Post-processing filters have seen an overhaul, and can now leverage depth textures.
In addition, a few new effects were implemented : depth-of-field and bloom.
Bloom can be tested in the car scene demo, and all effects are showcased in the framegraph_scene test project.

car-bloom-1170x340

Not as shiny as the latest Corvette, but still with a heavy dose of bloom!

Normals and tangents can now be automatically generated when missing (through the help of the MikkTSpace open-source library) – see the GLTF2Options.

gltfEditor (ex-assetpipelineeditor) has gained a few new features, too :

  • It is now possible to configure the exposure, gamma, and the tonemapping algorithm in the settings.
  • The editor is able to save and load camera settings, under the camera pane.
  • Tangents can conveniently be generated from the user interface.
polly

Polly model in the gltfEditor

A few new examples and demos were added :

  • A music box moved by a mechanical arm. Bonus points for who will find the original melody used in the demo :)
musicbox-1

The music box demo

  • A demo of the various tonemapping algorithms implemented in Kuesa :
tonemapping

The various tonemapping filters available, as showcased in the tonemapping demo

General improvements

The codebase was thoroughly tested on a wide range of hardware ; as such, many fixes in multiple areas of the codebase were implemented.
Various HiDPI and multisampling related issues were fixed. For instance, post-processing effects now support multisampling correctly.

Better performance was achieved for the car demo on low-power devices thanks to the use of pregenerated images for the user interface.
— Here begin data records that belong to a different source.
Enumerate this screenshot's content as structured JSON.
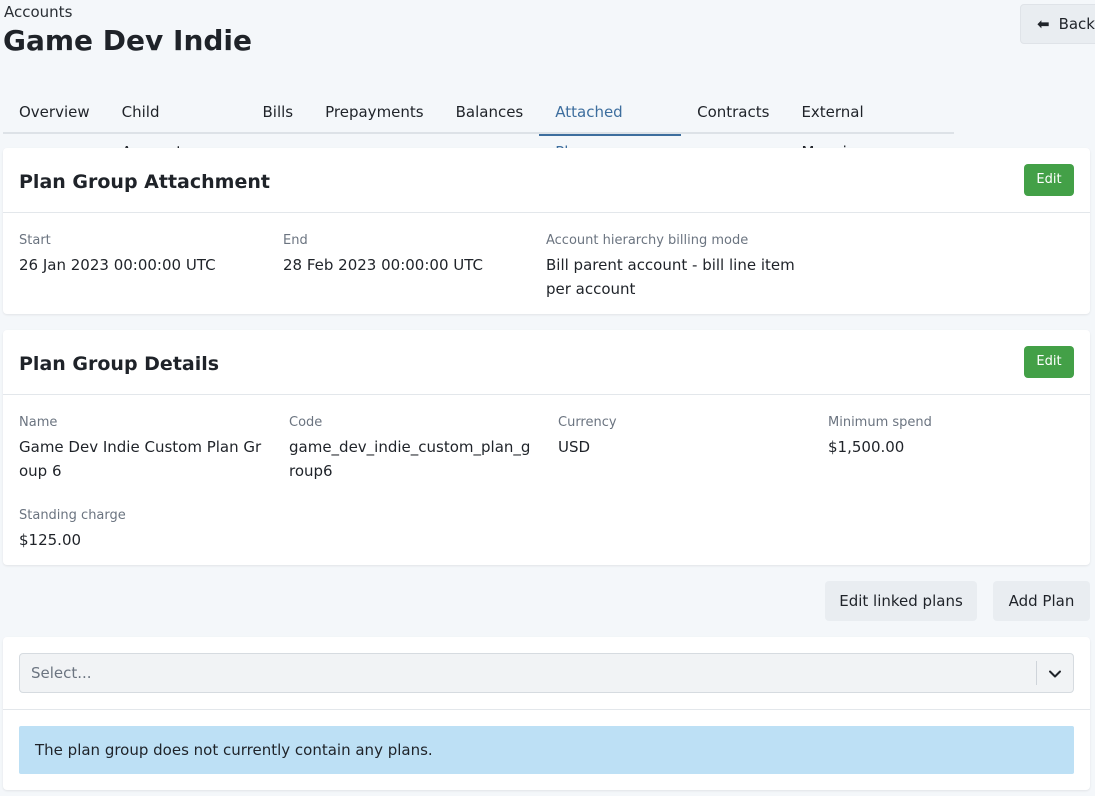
{
  "breadcrumb": "Accounts",
  "title": "Game Dev Indie",
  "back_button": {
    "icon": "arrow-left-icon",
    "label": "Back"
  },
  "tabs": [
    {
      "label": "Overview",
      "active": false
    },
    {
      "label": "Child Accounts",
      "active": false
    },
    {
      "label": "Bills",
      "active": false
    },
    {
      "label": "Prepayments",
      "active": false
    },
    {
      "label": "Balances",
      "active": false
    },
    {
      "label": "Attached Plans",
      "active": true
    },
    {
      "label": "Contracts",
      "active": false
    },
    {
      "label": "External Mappings",
      "active": false
    }
  ],
  "attachment": {
    "title": "Plan Group Attachment",
    "edit_label": "Edit",
    "start_label": "Start",
    "start_value": "26 Jan 2023 00:00:00 UTC",
    "end_label": "End",
    "end_value": "28 Feb 2023 00:00:00 UTC",
    "mode_label": "Account hierarchy billing mode",
    "mode_value": "Bill parent account - bill line item per account"
  },
  "details": {
    "title": "Plan Group Details",
    "edit_label": "Edit",
    "name_label": "Name",
    "name_value": "Game Dev Indie Custom Plan Group 6",
    "code_label": "Code",
    "code_value": "game_dev_indie_custom_plan_group6",
    "currency_label": "Currency",
    "currency_value": "USD",
    "min_spend_label": "Minimum spend",
    "min_spend_value": "$1,500.00",
    "standing_label": "Standing charge",
    "standing_value": "$125.00"
  },
  "actions": {
    "edit_linked": "Edit linked plans",
    "add_plan": "Add Plan"
  },
  "plans": {
    "select_placeholder": "Select...",
    "empty_message": "The plan group does not currently contain any plans."
  },
  "colors": {
    "accent": "#3d6e9e",
    "edit_button": "#43a047",
    "info_alert": "#bde0f5"
  }
}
The tonemapping and PBR pipelines were also reworked. The changes fix color space issues in the frame graph, in particular with post-processing effects.
The PBR rework also fixes various subtle rendering artefacts.

Contributing to Kuesa

An infrastructure change has been put in place during this release cycle : dissatisfied by the pull request UI of Github, we migrated the code review to an open Gerrit instance, linked with our Github repository.

Finally, a big thanks to all the contributors for this new version :
Jim Albamont, Robert Brock, Timo Buske, Juan Jose Casafranca, Jean-Michaël Celerier, Wieland Hagen, Sean Harmer, Mike Krus, Paul Lemire, David Morgan, Mauro Persano, Nuno Pinheiro, Allen Winter.